What is reasonably clear is that there is going to be fundamental damage to large sectors, such as energy, aviation, travel, and parts of the leisure industry.
It looks more likely than ever that the ‘too big to fail’ banks are going to take quite a hit, though as yet there is still no talk of any liquidity problems.
Thanks to the above, FTSE remains firmly down, still below 6000, having touched 7500 early in the year.
It is also obvious that ‘big tech’ should do OK out of this, although this felt reasonably obvious in March, which fails to explain the 20% post-March hike in Amazon’s stock price.
And, big though tech is in the US stock market, and much as several US states seem to prefer Medicare bearing the brunt of covid rather than the economy as a whole, I don’t think the S&P should be worth as much as it was worth less than 12 months ago, and up 6% over 2 years.
My portfolio is back where it was less than 12 months ago. Why have markets recovered so much of their losses, even when lockdown continues?

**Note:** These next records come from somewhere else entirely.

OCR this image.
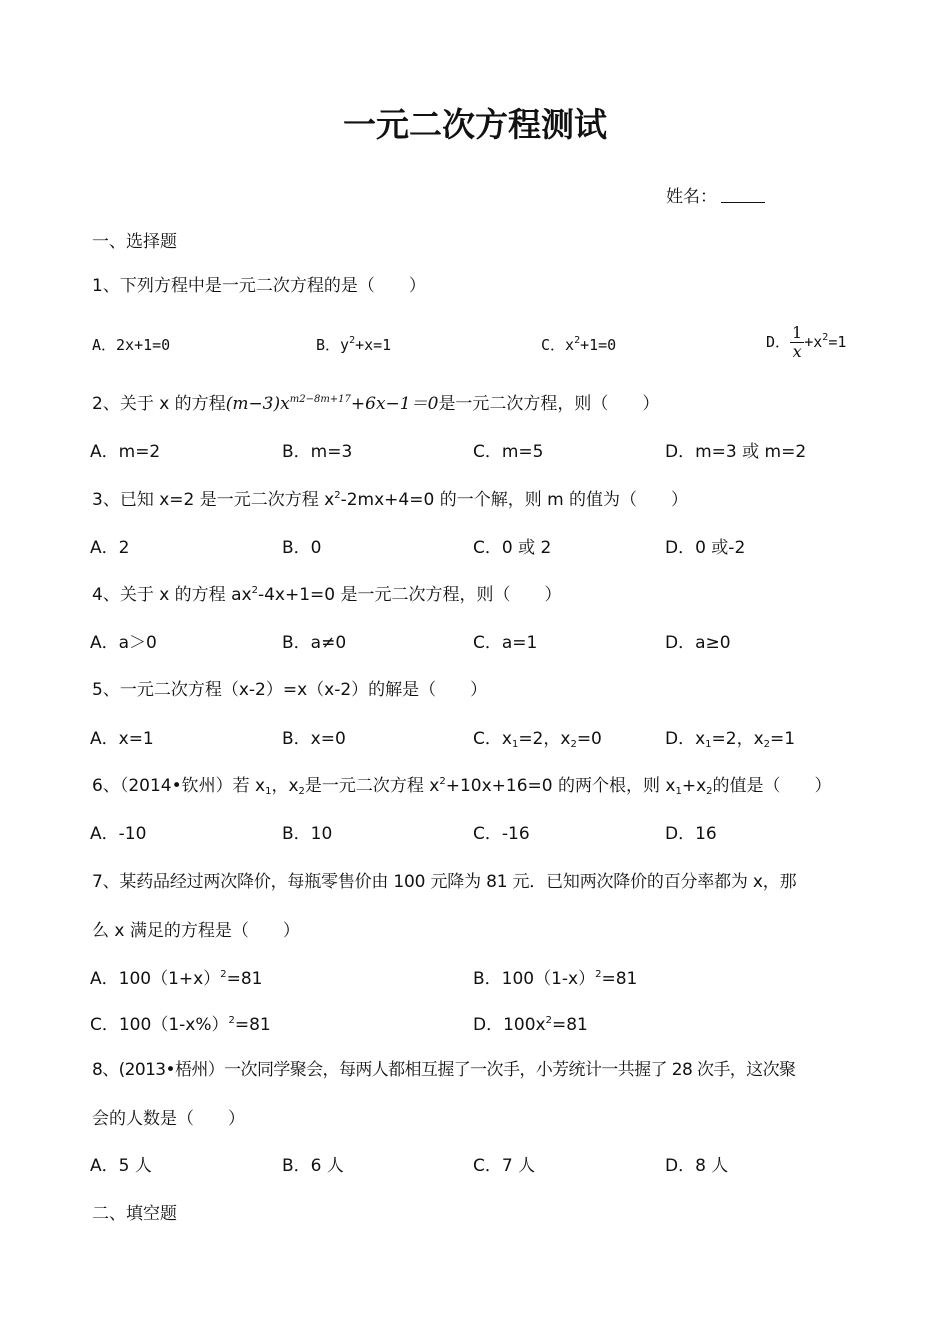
一元二次方程测试
姓名：
一、选择题
1、下列方程中是一元二次方程的是（　　）
A．2x+1=0	B．$y^2+x=1$	C．$x^2+1=0$	D． $\frac{1}{x} +x^2=1$
2、关于 x 的方程$(m-3)x^{m2-8m+17}+6x-1=0$是一元二次方程，则（　　）
A．m=2	B．m=3	C．m=5	D．m=3 或 m=2
3、已知 x=2 是一元二次方程 $x^2-2mx+4=0$ 的一个解，则 m 的值为（　　）
A．2	B．0	C．0 或 2	D．0 或-2
4、关于 x 的方程 $ax^2-4x+1=0$ 是一元二次方程，则（　　）
A．a＞0	B．a≠0	C．a=1	D．a≥0
5、一元二次方程（x-2）=x（x-2）的解是（　　）
A．x=1	B．x=0	C．$x_1=2$，$x_2=0$	D．$x_1=2$，$x_2=1$
6、（2014•钦州）若 $x_1$，$x_2$是一元二次方程 $x^2+10x+16=0$ 的两个根，则 $x_1+x_2$的值是（　　）
A．-10	B．10	C．-16	D．16
7、某药品经过两次降价，每瓶零售价由 100 元降为 81 元．已知两次降价的百分率都为 x，那
么 x 满足的方程是（　　）
A．$100(1+x)^2=81$	B．$100(1-x)^2=81$
C．$100(1-x\%)^2=81$	D．$100x^2=81$
8、(2013•梧州）一次同学聚会，每两人都相互握了一次手，小芳统计一共握了 28 次手，这次聚
会的人数是（　　）
A．5 人	B．6 人	C．7 人	D．8 人
二、填空题
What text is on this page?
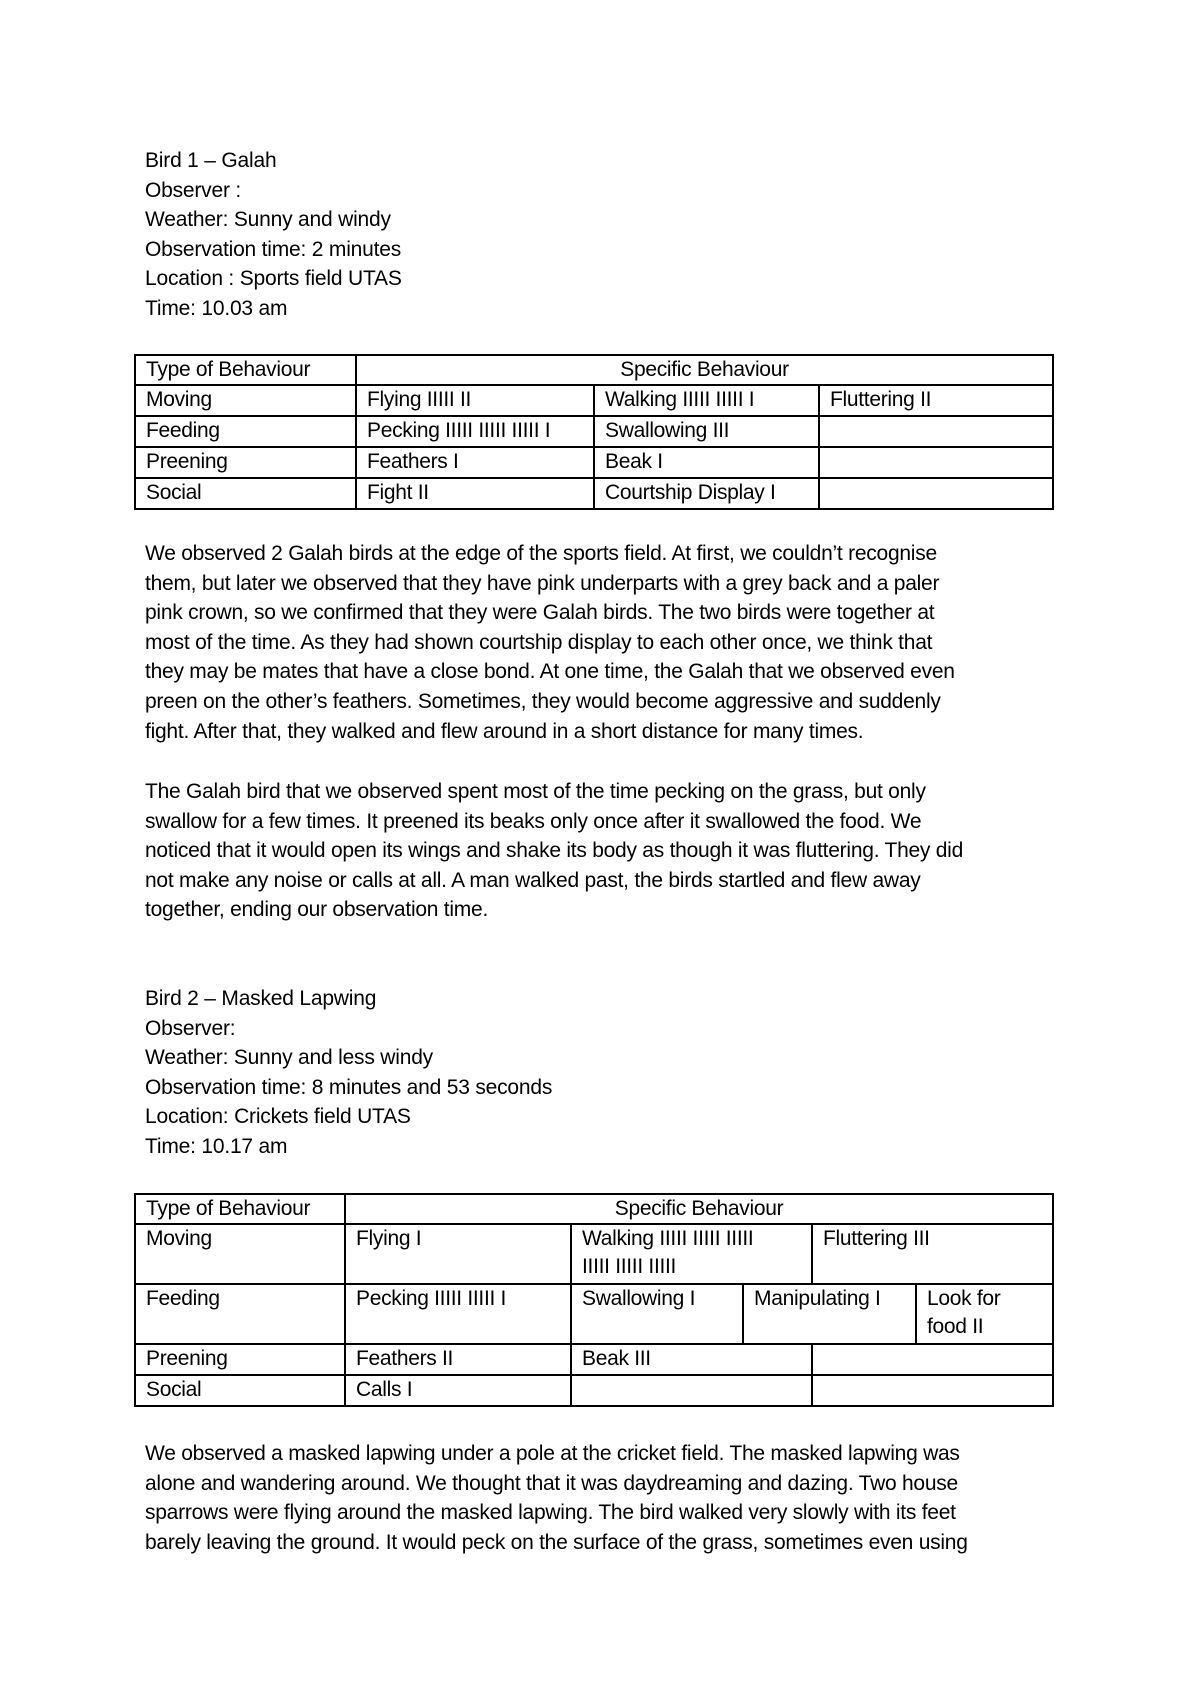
Bird 1 – Galah
Observer :
Weather: Sunny and windy
Observation time: 2 minutes
Location : Sports field UTAS
Time: 10.03 am
Type of Behaviour	Specific Behaviour		
Moving	Flying IIIII II	Walking IIIII IIIII I	Fluttering II
Feeding	Pecking IIIII IIIII IIIII I	Swallowing III	
Preening	Feathers I	Beak I	
Social	Fight II	Courtship Display I	
We observed 2 Galah birds at the edge of the sports field. At first, we couldn’t recognise
them, but later we observed that they have pink underparts with a grey back and a paler
pink crown, so we confirmed that they were Galah birds. The two birds were together at
most of the time. As they had shown courtship display to each other once, we think that
they may be mates that have a close bond. At one time, the Galah that we observed even
preen on the other’s feathers. Sometimes, they would become aggressive and suddenly
fight. After that, they walked and flew around in a short distance for many times.
The Galah bird that we observed spent most of the time pecking on the grass, but only
swallow for a few times. It preened its beaks only once after it swallowed the food. We
noticed that it would open its wings and shake its body as though it was fluttering. They did
not make any noise or calls at all. A man walked past, the birds startled and flew away
together, ending our observation time.
Bird 2 – Masked Lapwing
Observer:
Weather: Sunny and less windy
Observation time: 8 minutes and 53 seconds
Location: Crickets field UTAS
Time: 10.17 am
Type of Behaviour	Specific Behaviour				
Moving	Flying I	Walking IIIII IIIII IIIII IIIII IIIII IIIII		Fluttering III	
Feeding	Pecking IIIII IIIII I	Swallowing I	Manipulating I		Look for food II
Preening	Feathers II	Beak III			
Social	Calls I				
We observed a masked lapwing under a pole at the cricket field. The masked lapwing was
alone and wandering around. We thought that it was daydreaming and dazing. Two house
sparrows were flying around the masked lapwing. The bird walked very slowly with its feet
barely leaving the ground. It would peck on the surface of the grass, sometimes even using
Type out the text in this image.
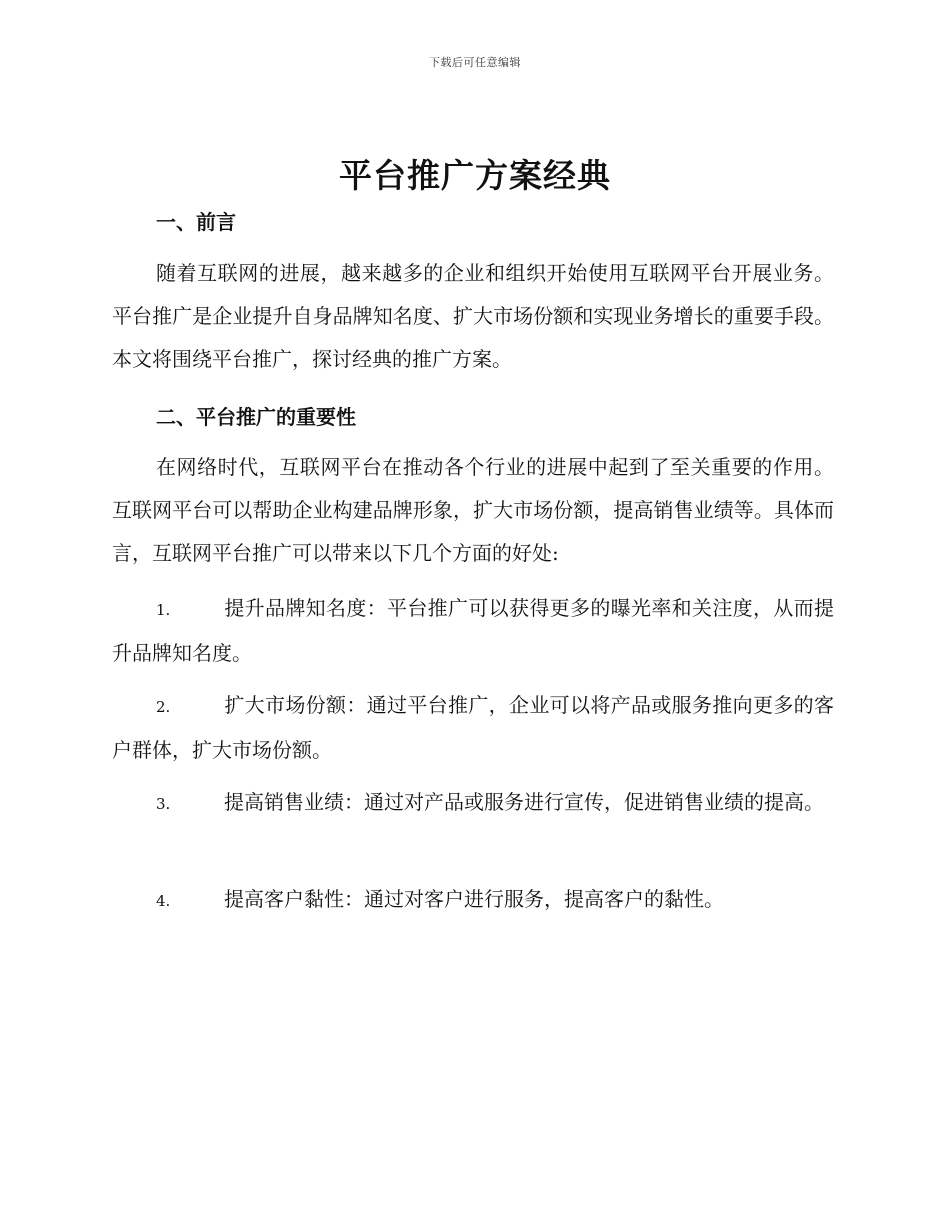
下载后可任意编辑
平台推广方案经典
一、前言

随着互联网的进展，越来越多的企业和组织开始使用互联网平台开展业务。平台推广是企业提升自身品牌知名度、扩大市场份额和实现业务增长的重要手段。本文将围绕平台推广，探讨经典的推广方案。

二、平台推广的重要性

在网络时代，互联网平台在推动各个行业的进展中起到了至关重要的作用。互联网平台可以帮助企业构建品牌形象，扩大市场份额，提高销售业绩等。具体而言，互联网平台推广可以带来以下几个方面的好处:

1.	提升品牌知名度：平台推广可以获得更多的曝光率和关注度，从而提升品牌知名度。

2.	扩大市场份额：通过平台推广，企业可以将产品或服务推向更多的客户群体，扩大市场份额。

3.	提高销售业绩：通过对产品或服务进行宣传，促进销售业绩的提高。

4.	提高客户黏性：通过对客户进行服务，提高客户的黏性。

Part of the answer clearly likes in the Fed, which has intervened to buy assets – printing money which is clearly filtering through to equities.
Part of the answer presumably lies in Donald Trump Sr who, with an election now only six months away, is frantic for good news on the stock market and the economy and, I imagine, is finding innumerable ways to influence short term movements in his favour.
Part of the answer lies in the drop in base rates, which effectively makes even lower income streams more valuable.
But part of the answer may be that Mr Market is calling it wrong.
Could the market be wrong?
Far be it from me to time the market, but having 92% of my portfolio’s net worth in equities right now makes me less comfortable than I would normally be. And so, I’ve deliberately been running a slight ‘tactical underweight’ on equities. I say slight, because my equities exposure is only 3.4% below target – i.e. at about 88% of my portfolio net value – approximately evenly down across geographies.
I normally regard a delta of more than 1% as something to be corrected. My deltas now include a 1.2%, 1.4% and a 2.8% (as I am overweight in home country cash). This is very deliberate. While I can hear a Market Timing gremlin on my shoulder, it gives me a margin of safety that makes me feel calmer.
I have the lowest level of margin loan that I’ve had since splurging on the Dream Home in January 2016 – running about 25% lower than my normal target allocation would suggest. If the market returns to ‘fear mode’ I have some buying power, and my leverage is mild (almost at the level of some popular Investment Trusts). And if equity markets resumes their incomprehensible surge, my 88% exposure to them should see me good.